An entrepreneurial adventure
Since 2013, Joe Wee Lim has been Corporate Head at the China Bar group overseeing 25 restaurants. Today, he is the proud owner of two Wonton House restaurants in Box Hill and Doncaster, and founder of startup delivery app kloopr, Australia’s first peer-to-peer delivery partnering with Foodbank Victoria.
Originally starting out with an engineering diploma, a visit to a Hospitality Career Fair in Penang changed everything, opening Joe’s eyes to opportunities in hospitality management. Meeting Jamie Oliver when Joe was only 17 years old was a pivotal moment, planting the seed for a future in restaurant ownership and entrepreneurial adventure.

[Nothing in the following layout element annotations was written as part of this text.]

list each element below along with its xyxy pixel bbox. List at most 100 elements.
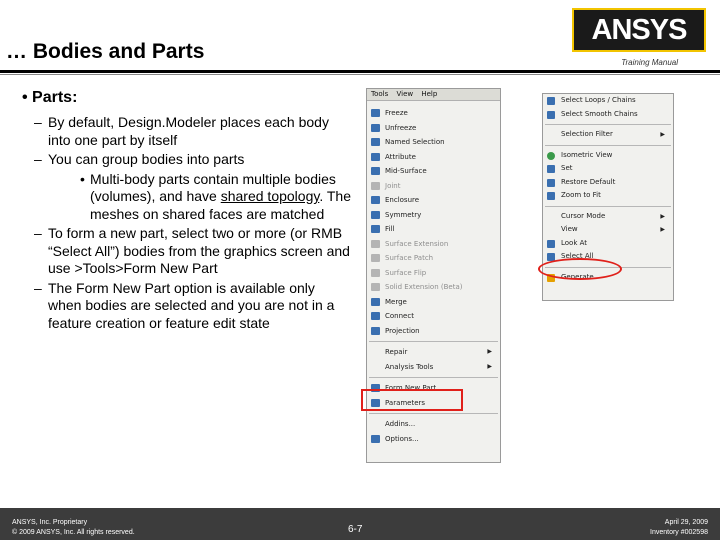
ctx-item-zoom-to-fit[interactable]: Zoom to Fit [543, 189, 673, 203]
menu-item-label: Symmetry [385, 210, 422, 219]
menu-item-named-selection[interactable]: Named Selection [367, 135, 500, 150]
menu-item-label: Options... [385, 434, 419, 443]
form-new-part-highlight [361, 389, 463, 411]
menu-item-enclosure[interactable]: Enclosure [367, 193, 500, 208]
ctx-item-cursor-mode[interactable]: Cursor Mode ▶ [543, 210, 673, 224]
ctx-item-restore-default[interactable]: Restore Default [543, 176, 673, 190]
logo-text: ANSYS [591, 14, 688, 46]
menu-item-label: Surface Extension [385, 239, 449, 248]
slide-footer: ANSYS, Inc. Proprietary © 2009 ANSYS, In… [0, 508, 720, 540]
menu-item-unfreeze[interactable]: Unfreeze [367, 121, 500, 136]
slide-content: • Parts: – By default, Design.Modeler pla… [22, 88, 352, 334]
menu-item-repair[interactable]: Repair ▶ [367, 345, 500, 360]
slide-title: … Bodies and Parts [6, 40, 205, 63]
ctx-item-label: Select Loops / Chains [561, 96, 636, 104]
mid-surface-icon [371, 167, 380, 175]
unfreeze-icon [371, 123, 380, 132]
menubar-help[interactable]: Help [421, 90, 437, 98]
menu-item-connect[interactable]: Connect [367, 309, 500, 324]
ctx-item-label: Zoom to Fit [561, 191, 601, 199]
submenu-arrow-icon: ▶ [660, 212, 665, 220]
zoom-to-fit-icon [547, 192, 555, 200]
menu-item-label: Unfreeze [385, 123, 417, 132]
submenu-arrow-icon: ▶ [660, 226, 665, 233]
training-manual-label: Training Manual [621, 58, 678, 67]
ctx-item-look-at[interactable]: Look At [543, 237, 673, 251]
footer-inventory: Inventory #002598 [650, 529, 708, 536]
bullet-text: To form a new part, select two or more (… [48, 225, 350, 276]
ctx-item-select-loops[interactable]: Select Loops / Chains [543, 94, 673, 108]
select-loops-icon [547, 97, 555, 105]
menu-item-label: Attribute [385, 152, 416, 161]
menu-separator [545, 144, 671, 146]
submenu-arrow-icon: ▶ [487, 348, 492, 355]
bullet-text: You can group bodies into parts [48, 151, 245, 167]
joint-icon [371, 181, 380, 190]
set-icon [547, 165, 555, 173]
menu-item-surface-extension[interactable]: Surface Extension [367, 237, 500, 252]
menu-separator [369, 377, 498, 378]
sub-bullet-item: • Multi-body parts contain multiple bodie… [22, 171, 352, 224]
menubar-tools[interactable]: Tools [371, 90, 388, 98]
menu-item-label: Named Selection [385, 138, 445, 146]
select-chains-icon [547, 110, 555, 119]
symmetry-icon [371, 210, 380, 219]
bullet-item: – To form a new part, select two or more … [22, 225, 352, 278]
merge-icon [371, 297, 380, 306]
menu-item-joint[interactable]: Joint [367, 179, 500, 194]
menu-item-fill[interactable]: Fill [367, 222, 500, 237]
dash-marker: – [34, 114, 42, 130]
ansys-logo: ANSYS [572, 8, 706, 52]
footer-proprietary: ANSYS, Inc. Proprietary [12, 519, 88, 526]
fill-icon [371, 225, 380, 233]
ctx-item-select-smooth-chains[interactable]: Select Smooth Chains [543, 108, 673, 122]
menu-separator [369, 341, 498, 342]
menu-item-attribute[interactable]: Attribute [367, 150, 500, 165]
select-all-highlight [538, 258, 622, 280]
bullet-item: – The Form New Part option is available o… [22, 280, 352, 333]
isometric-view-icon [547, 151, 555, 160]
shared-topology-link: shared topology [220, 188, 320, 204]
menu-item-projection[interactable]: Projection [367, 324, 500, 339]
menu-item-label: Projection [385, 326, 420, 335]
menu-item-merge[interactable]: Merge [367, 295, 500, 310]
ctx-item-label: Cursor Mode [561, 211, 606, 220]
bullet-text: By default, Design.Modeler places each b… [48, 114, 329, 148]
menu-item-symmetry[interactable]: Symmetry [367, 208, 500, 223]
ctx-item-label: Set [561, 164, 573, 172]
footer-date: April 29, 2009 [664, 519, 708, 526]
bullet-item: – By default, Design.Modeler places each … [22, 114, 352, 149]
ctx-item-label: Select Smooth Chains [561, 109, 638, 118]
menu-item-surface-flip[interactable]: Surface Flip [367, 266, 500, 281]
menu-item-label: Enclosure [385, 196, 420, 204]
surface-extension-icon [371, 239, 380, 248]
ctx-item-selection-filter[interactable]: Selection Filter ▶ [543, 128, 673, 142]
dot-marker: • [80, 170, 85, 187]
dash-marker: – [34, 151, 42, 167]
menu-item-freeze[interactable]: Freeze [367, 106, 500, 121]
options-icon [371, 434, 380, 443]
menu-separator [369, 413, 498, 414]
ctx-item-label: Look At [561, 238, 588, 247]
ctx-item-set[interactable]: Set [543, 162, 673, 176]
menu-item-surface-patch[interactable]: Surface Patch [367, 251, 500, 266]
menu-item-addins[interactable]: Addins... [367, 417, 500, 432]
menu-item-label: Surface Flip [385, 268, 427, 277]
menu-item-label: Surface Patch [385, 254, 434, 262]
freeze-icon [371, 109, 380, 117]
menu-item-options[interactable]: Options... [367, 432, 500, 447]
heading-text: Parts: [32, 89, 78, 106]
ctx-item-label: Selection Filter [561, 130, 613, 138]
menu-item-solid-extension[interactable]: Solid Extension (Beta) [367, 280, 500, 295]
look-at-icon [547, 239, 555, 248]
ctx-item-view[interactable]: View ▶ [543, 223, 673, 237]
solid-extension-icon [371, 283, 380, 291]
header-rule [0, 70, 720, 73]
ctx-item-isometric-view[interactable]: Isometric View [543, 149, 673, 163]
menubar-view[interactable]: View [396, 90, 413, 98]
menu-item-mid-surface[interactable]: Mid-Surface [367, 164, 500, 179]
menu-item-analysis-tools[interactable]: Analysis Tools ▶ [367, 360, 500, 375]
slide-header: … Bodies and Parts ANSYS Training Manual [0, 0, 720, 70]
menu-item-label: Repair [385, 348, 408, 356]
bullet-heading: • Parts: [22, 89, 78, 106]
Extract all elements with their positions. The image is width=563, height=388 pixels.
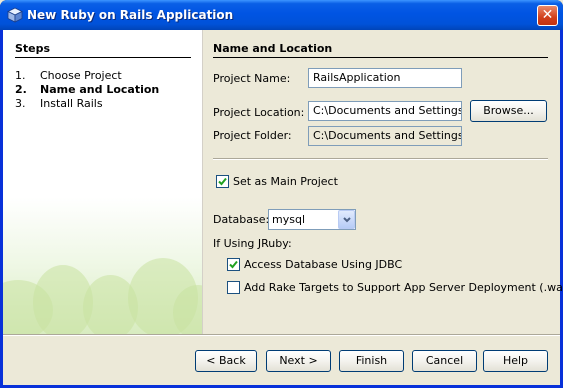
database-select[interactable]: mysql	[268, 209, 356, 230]
finish-button[interactable]: Finish	[339, 350, 404, 372]
close-button[interactable]: ✕	[537, 5, 558, 26]
checkmark-icon	[218, 177, 227, 186]
steps-divider	[15, 57, 191, 58]
section-title: Name and Location	[213, 42, 333, 55]
checkmark-icon	[229, 260, 238, 269]
section-divider	[213, 57, 548, 58]
database-selected-value: mysql	[272, 213, 305, 226]
back-button[interactable]: < Back	[195, 350, 257, 372]
chevron-down-icon	[343, 217, 351, 223]
step-install-rails: 3. Install Rails	[15, 97, 103, 110]
step-label: Choose Project	[40, 69, 122, 82]
cancel-button[interactable]: Cancel	[412, 350, 477, 372]
project-location-input[interactable]: C:\Documents and Settings\All	[308, 101, 462, 121]
jruby-label: If Using JRuby:	[213, 237, 292, 250]
add-rake-targets-checkbox[interactable]	[227, 281, 240, 294]
step-number: 3.	[15, 97, 26, 110]
footer-separator	[3, 334, 560, 336]
step-choose-project: 1. Choose Project	[15, 69, 122, 82]
dialog-window: New Ruby on Rails Application ✕ Steps 1.…	[0, 0, 563, 388]
set-main-project-label[interactable]: Set as Main Project	[233, 175, 338, 188]
step-name-and-location: 2. Name and Location	[15, 83, 159, 96]
step-label: Install Rails	[40, 97, 103, 110]
project-folder-field[interactable]: C:\Documents and Settings\All	[308, 126, 462, 146]
window-title: New Ruby on Rails Application	[27, 8, 234, 22]
set-main-project-checkbox[interactable]	[216, 175, 229, 188]
help-button[interactable]: Help	[483, 350, 548, 372]
step-label: Name and Location	[40, 83, 160, 96]
section-separator	[213, 158, 548, 160]
ruby-cube-icon	[7, 7, 23, 23]
project-name-label: Project Name:	[213, 72, 291, 85]
close-icon: ✕	[541, 7, 554, 23]
project-location-label: Project Location:	[213, 106, 305, 119]
access-jdbc-label[interactable]: Access Database Using JDBC	[244, 258, 402, 271]
browse-button[interactable]: Browse...	[470, 100, 547, 122]
add-rake-targets-label[interactable]: Add Rake Targets to Support App Server D…	[244, 281, 563, 294]
database-label: Database:	[213, 213, 270, 226]
steps-title: Steps	[15, 42, 51, 55]
project-folder-label: Project Folder:	[213, 129, 292, 142]
access-jdbc-checkbox[interactable]	[227, 258, 240, 271]
step-number: 1.	[15, 69, 26, 82]
project-name-input[interactable]: RailsApplication	[308, 68, 462, 88]
dropdown-arrow-button[interactable]	[338, 210, 355, 229]
content-panel: Name and Location Project Name: RailsApp…	[203, 30, 563, 334]
title-bar[interactable]: New Ruby on Rails Application ✕	[0, 0, 563, 30]
dialog-body: Steps 1. Choose Project 2. Name and Locati…	[3, 30, 563, 385]
step-number: 2.	[15, 83, 27, 96]
next-button[interactable]: Next >	[266, 350, 331, 372]
steps-panel: Steps 1. Choose Project 2. Name and Locati…	[3, 30, 203, 334]
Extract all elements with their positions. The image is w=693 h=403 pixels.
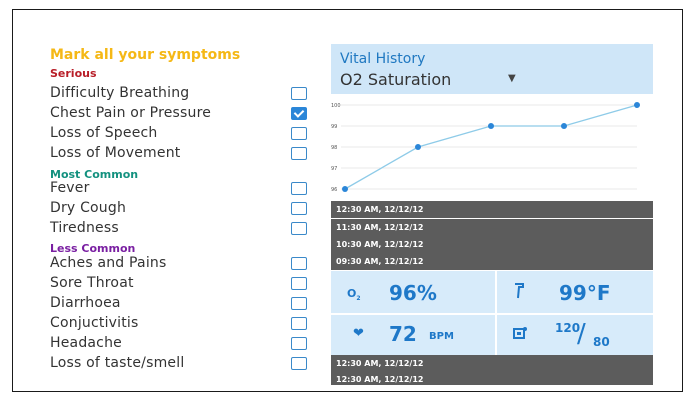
symptom-label-fever: Fever: [50, 180, 90, 196]
history-entry[interactable]: 10:30 AM, 12/12/12: [331, 236, 653, 253]
y-tick-label: 97: [331, 166, 337, 172]
symptom-checkbox-loss-of-taste-smell[interactable]: [291, 357, 307, 370]
symptom-label-chest-pain: Chest Pain or Pressure: [50, 105, 212, 121]
data-point[interactable]: [342, 186, 348, 192]
temperature-tile: 99°F: [497, 271, 653, 313]
symptoms-heading: Mark all your symptoms: [50, 47, 241, 63]
symptom-label-dry-cough: Dry Cough: [50, 200, 127, 216]
heart-rate-unit: BPM: [429, 331, 454, 342]
history-entry[interactable]: 12:30 AM, 12/12/12: [331, 372, 653, 385]
symptom-label-diarrhoea: Diarrhoea: [50, 295, 121, 311]
symptom-checkbox-difficulty-breathing[interactable]: [291, 87, 307, 100]
symptom-label-headache: Headache: [50, 335, 122, 351]
data-point[interactable]: [488, 123, 494, 129]
data-point[interactable]: [634, 102, 640, 108]
bp-slash: /: [577, 319, 586, 349]
symptom-label-aches-and-pains: Aches and Pains: [50, 255, 167, 271]
symptom-checkbox-diarrhoea[interactable]: [291, 297, 307, 310]
symptom-checkbox-loss-of-speech[interactable]: [291, 127, 307, 140]
metric-selector[interactable]: O2 Saturation: [340, 70, 451, 89]
y-tick-label: 100: [331, 103, 341, 109]
symptom-label-loss-of-movement: Loss of Movement: [50, 145, 181, 161]
vital-history-title: Vital History: [340, 51, 426, 67]
symptom-checkbox-chest-pain[interactable]: [291, 107, 307, 120]
o2-value: 96%: [389, 281, 437, 305]
y-tick-label: 98: [331, 145, 337, 151]
symptom-label-loss-of-taste-smell: Loss of taste/smell: [50, 355, 185, 371]
o2-icon: O2: [347, 287, 361, 303]
data-point[interactable]: [415, 144, 421, 150]
symptom-checkbox-aches-and-pains[interactable]: [291, 257, 307, 270]
symptom-checkbox-headache[interactable]: [291, 337, 307, 350]
caret-down-icon[interactable]: ▼: [508, 73, 516, 84]
heart-rate-tile: ❤ 72 BPM: [331, 315, 495, 355]
thermometer-icon: [513, 282, 527, 304]
symptom-checkbox-loss-of-movement[interactable]: [291, 147, 307, 160]
symptom-label-difficulty-breathing: Difficulty Breathing: [50, 85, 190, 101]
data-point[interactable]: [561, 123, 567, 129]
heart-icon: ❤: [353, 326, 364, 341]
symptom-checkbox-dry-cough[interactable]: [291, 202, 307, 215]
o2-saturation-chart: 100 99 98 97 96: [331, 102, 640, 193]
y-tick-label: 96: [331, 187, 337, 193]
symptom-label-tiredness: Tiredness: [50, 220, 119, 236]
blood-pressure-tile: 120 / 80: [497, 315, 653, 355]
history-entry[interactable]: 11:30 AM, 12/12/12: [331, 219, 653, 236]
symptom-checkbox-fever[interactable]: [291, 182, 307, 195]
history-entry[interactable]: 12:30 AM, 12/12/12: [331, 355, 653, 372]
o2-tile: O2 96%: [331, 271, 495, 313]
heart-rate-value: 72: [389, 322, 417, 346]
symptom-checkbox-sore-throat[interactable]: [291, 277, 307, 290]
symptom-label-conjuctivitis: Conjuctivitis: [50, 315, 139, 331]
y-tick-label: 99: [331, 124, 337, 130]
bp-diastolic: 80: [593, 335, 610, 349]
history-entry[interactable]: 09:30 AM, 12/12/12: [331, 253, 653, 270]
history-entry[interactable]: 12:30 AM, 12/12/12: [331, 201, 653, 218]
category-serious: Serious: [50, 67, 97, 80]
symptom-label-sore-throat: Sore Throat: [50, 275, 134, 291]
symptom-label-loss-of-speech: Loss of Speech: [50, 125, 158, 141]
category-less-common: Less Common: [50, 242, 136, 255]
temperature-value: 99°F: [559, 281, 611, 305]
symptom-checkbox-tiredness[interactable]: [291, 222, 307, 235]
blood-pressure-icon: [513, 325, 527, 344]
symptom-checkbox-conjuctivitis[interactable]: [291, 317, 307, 330]
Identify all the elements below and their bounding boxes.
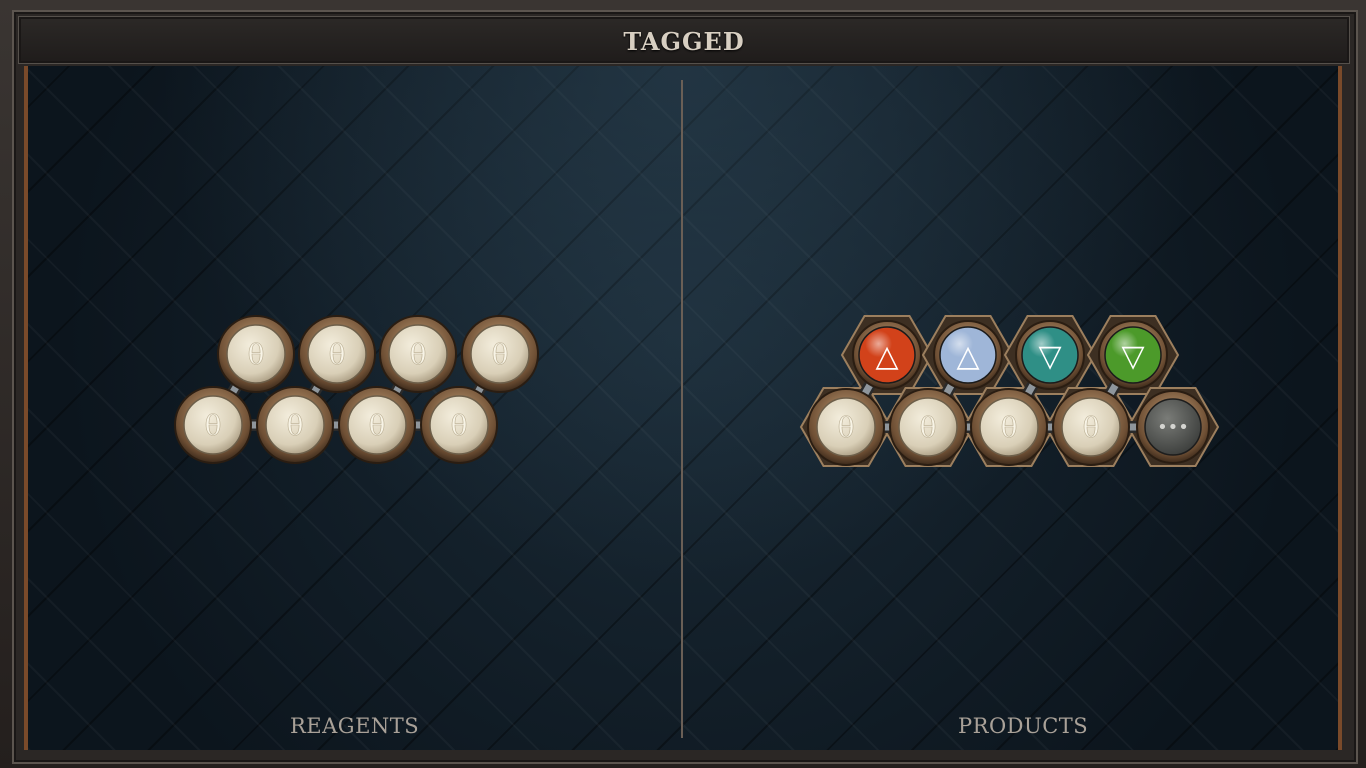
reagent-bottom-slot-3[interactable]: θ bbox=[338, 386, 416, 464]
theta-symbol: θ bbox=[287, 409, 304, 442]
products-molecule: △ △ ▽ ▽ θ θ θ θ ••• bbox=[799, 315, 1220, 467]
reagent-bottom-slot-1[interactable]: θ bbox=[174, 386, 252, 464]
reagent-bottom-slot-4[interactable]: θ bbox=[420, 386, 498, 464]
product-top-slot-1[interactable]: △ bbox=[852, 320, 922, 390]
air-symbol: △ bbox=[956, 339, 979, 374]
product-bottom-slot-2[interactable]: θ bbox=[889, 388, 967, 466]
more-slot[interactable]: ••• bbox=[1136, 390, 1210, 464]
product-bottom-slot-3[interactable]: θ bbox=[970, 388, 1048, 466]
product-bottom-slot-4[interactable]: θ bbox=[1052, 388, 1130, 466]
reagent-top-slot-3[interactable]: θ bbox=[379, 315, 457, 393]
theta-symbol: θ bbox=[329, 338, 346, 371]
theta-symbol: θ bbox=[1083, 411, 1100, 444]
reagent-top-slot-4[interactable]: θ bbox=[461, 315, 539, 393]
fire-symbol: △ bbox=[875, 339, 898, 374]
theta-symbol: θ bbox=[369, 409, 386, 442]
product-top-slot-2[interactable]: △ bbox=[933, 320, 1003, 390]
theta-symbol: θ bbox=[920, 411, 937, 444]
theta-symbol: θ bbox=[248, 338, 265, 371]
water-symbol: ▽ bbox=[1038, 339, 1061, 374]
molecule-layer: θ θ θ θ θ θ θ θ △ △ ▽ ▽ θ θ θ θ ••• bbox=[174, 315, 1220, 467]
window-frame: TAGGED REAGENTS PRODUCTS θ θ θ θ θ θ θ θ… bbox=[0, 0, 1366, 768]
reagent-top-slot-2[interactable]: θ bbox=[298, 315, 376, 393]
theta-symbol: θ bbox=[451, 409, 468, 442]
theta-symbol: θ bbox=[1001, 411, 1018, 444]
theta-symbol: θ bbox=[205, 409, 222, 442]
ellipsis-icon: ••• bbox=[1157, 417, 1189, 438]
reagent-top-slot-1[interactable]: θ bbox=[217, 315, 295, 393]
product-top-slot-3[interactable]: ▽ bbox=[1015, 320, 1085, 390]
theta-symbol: θ bbox=[410, 338, 427, 371]
theta-symbol: θ bbox=[838, 411, 855, 444]
theta-symbol: θ bbox=[492, 338, 509, 371]
earth-symbol: ▽ bbox=[1121, 339, 1144, 374]
reagent-bottom-slot-2[interactable]: θ bbox=[256, 386, 334, 464]
product-top-slot-4[interactable]: ▽ bbox=[1098, 320, 1168, 390]
reagents-molecule: θ θ θ θ θ θ θ θ bbox=[174, 315, 539, 464]
product-bottom-slot-1[interactable]: θ bbox=[807, 388, 885, 466]
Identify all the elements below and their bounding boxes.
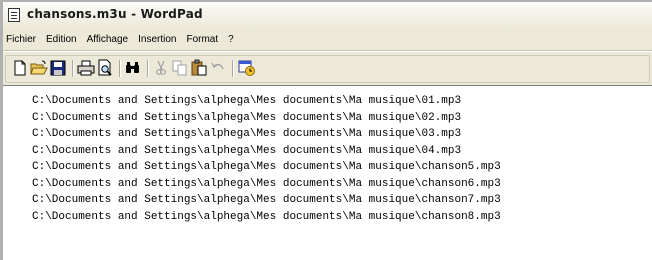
paste-icon[interactable] (190, 59, 208, 77)
document-text: C:\Documents and Settings\alphega\Mes do… (32, 93, 501, 225)
toolbar-separator (147, 60, 149, 77)
document-line: C:\Documents and Settings\alphega\Mes do… (32, 111, 462, 124)
toolbar-band (5, 55, 650, 83)
find-icon[interactable] (124, 59, 142, 77)
copy-icon[interactable] (171, 59, 189, 77)
menu-edition[interactable]: Edition (41, 29, 82, 50)
wordpad-window: chansons.m3u - WordPad Fichier Edition Aff… (0, 0, 652, 260)
document-editor[interactable]: C:\Documents and Settings\alphega\Mes do… (3, 85, 652, 260)
undo-icon[interactable] (209, 59, 227, 77)
toolbar-separator (72, 60, 74, 77)
menu-fichier[interactable]: Fichier (3, 29, 41, 50)
document-line: C:\Documents and Settings\alphega\Mes do… (32, 177, 501, 190)
document-line: C:\Documents and Settings\alphega\Mes do… (32, 144, 462, 157)
menu-affichage[interactable]: Affichage (82, 29, 134, 50)
document-line: C:\Documents and Settings\alphega\Mes do… (32, 128, 462, 140)
toolbar-separator (119, 60, 121, 77)
menu-bar: Fichier Edition Affichage Insertion Format? (3, 29, 652, 51)
document-line: C:\Documents and Settings\alphega\Mes do… (32, 194, 501, 206)
toolbar (3, 51, 652, 86)
print-preview-icon[interactable] (96, 59, 114, 77)
menu-insertion[interactable]: Insertion (133, 29, 181, 50)
open-folder-icon[interactable] (30, 59, 48, 77)
document-line: C:\Documents and Settings\alphega\Mes do… (32, 161, 501, 173)
toolbar-separator (232, 60, 234, 77)
cut-icon[interactable] (152, 59, 170, 77)
insert-date-time-icon[interactable] (238, 59, 256, 77)
wordpad-app-icon[interactable] (8, 8, 20, 22)
title-bar[interactable]: chansons.m3u - WordPad (3, 2, 652, 30)
menu-format[interactable]: Format (181, 29, 223, 50)
document-line: C:\Documents and Settings\alphega\Mes do… (32, 210, 501, 223)
new-document-icon[interactable] (11, 59, 29, 77)
print-icon[interactable] (77, 59, 95, 77)
document-line: C:\Documents and Settings\alphega\Mes do… (32, 95, 462, 107)
menu-help[interactable]: ? (223, 29, 239, 50)
save-icon[interactable] (49, 59, 67, 77)
window-title: chansons.m3u - WordPad (27, 7, 203, 21)
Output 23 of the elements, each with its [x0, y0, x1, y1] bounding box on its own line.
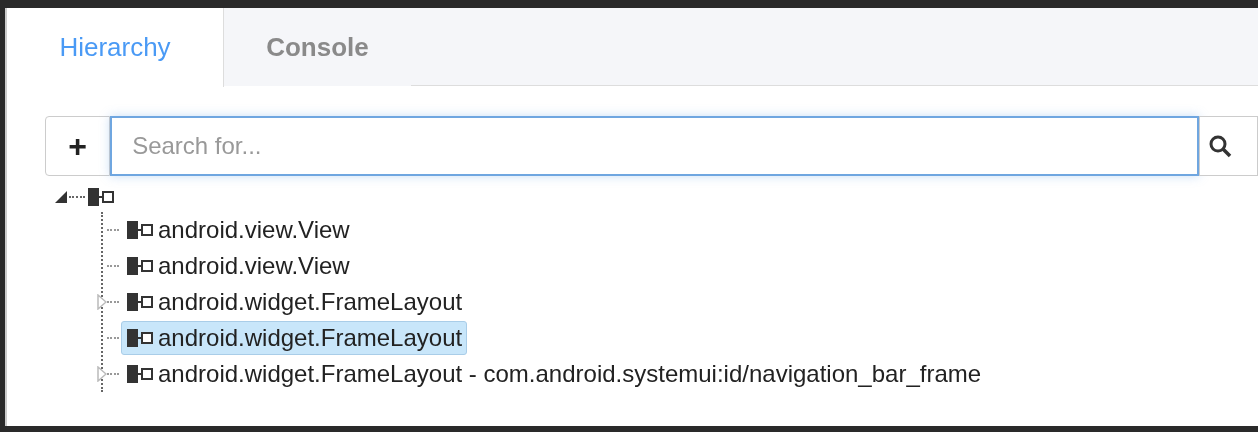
search-button[interactable]: [1198, 116, 1258, 176]
search-field[interactable]: Search for...: [110, 116, 1199, 176]
node-label: android.widget.FrameLayout: [158, 287, 463, 317]
search-icon: [1207, 134, 1232, 158]
node-label: android.widget.FrameLayout - com.android.systemui:id/navigation_bar_frame: [158, 359, 982, 389]
collapsed-triangle-icon[interactable]: [97, 366, 107, 382]
node-icon: [87, 187, 115, 207]
tree-node[interactable]: android.view.View: [121, 213, 355, 247]
tree-node[interactable]: android.widget.FrameLayout: [121, 285, 468, 319]
add-button[interactable]: +: [45, 116, 111, 176]
node-label: android.view.View: [158, 215, 350, 245]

His latest venture, a delivery app 'Kloopr', is joining the lucrative food delivery sector dominated by Uber Eats, Menulog and Deliveroo. Featured in The Age the article explains, "Kloopr launched with 50 delivery workers on its books and 30 restaurants. It aims to be delivering 1,500 meals per day in three months. Financial projections show this would achieve revenues of $5,000 per day" (Hendy, 2018). The app enables commuters to act as delivery drivers,essentially reducing costs to the restaurant and consumer.
“Everywhere I go I always recommend Le Cordon Bleu as the best hospitality institute you can find.”
Graduating from Le Cordon Bleu Adelaide in 2012 with a Bachelor of Business (International Restaurant Management), Joe found the transition from studying in Malaysia to Australia both challenging and rewarding. In Malaysia, education is built on teacher-directed learning and memorising academic materials, whereas in Australia education is more interactive, based on student experiences and practical application.
“In Australia," he says, "education is a two-way dialogue, you’re allowed to learn by making mistakes. I learned a lot at Le Cordon Bleu, I’ve been able to apply 100% of what I learned in the real world, it makes so much sense once you’re in the workplace.”
Wine lectures at Le Cordon Bleu were a highlight, with Joe enjoying the unique teaching style of experienced sommeliers and lecturers. In 2010, he was chosen to be Chief Assistant to Trevor Maskell, Head Wine Lecturer/Sommelier for Hot 100 Wines (SA) and assisted in running the programme. The experience taught him how to pair wine with fine degustation menus and introduced him to alternative dining styles. Joe sees Australia’s multicultural diversity as the perfect opportunity to sample different cultures.
Thrilled to be a Le Cordon Bleu alumnus, Joe’s success is proudly built on an openness to learning and new experiences.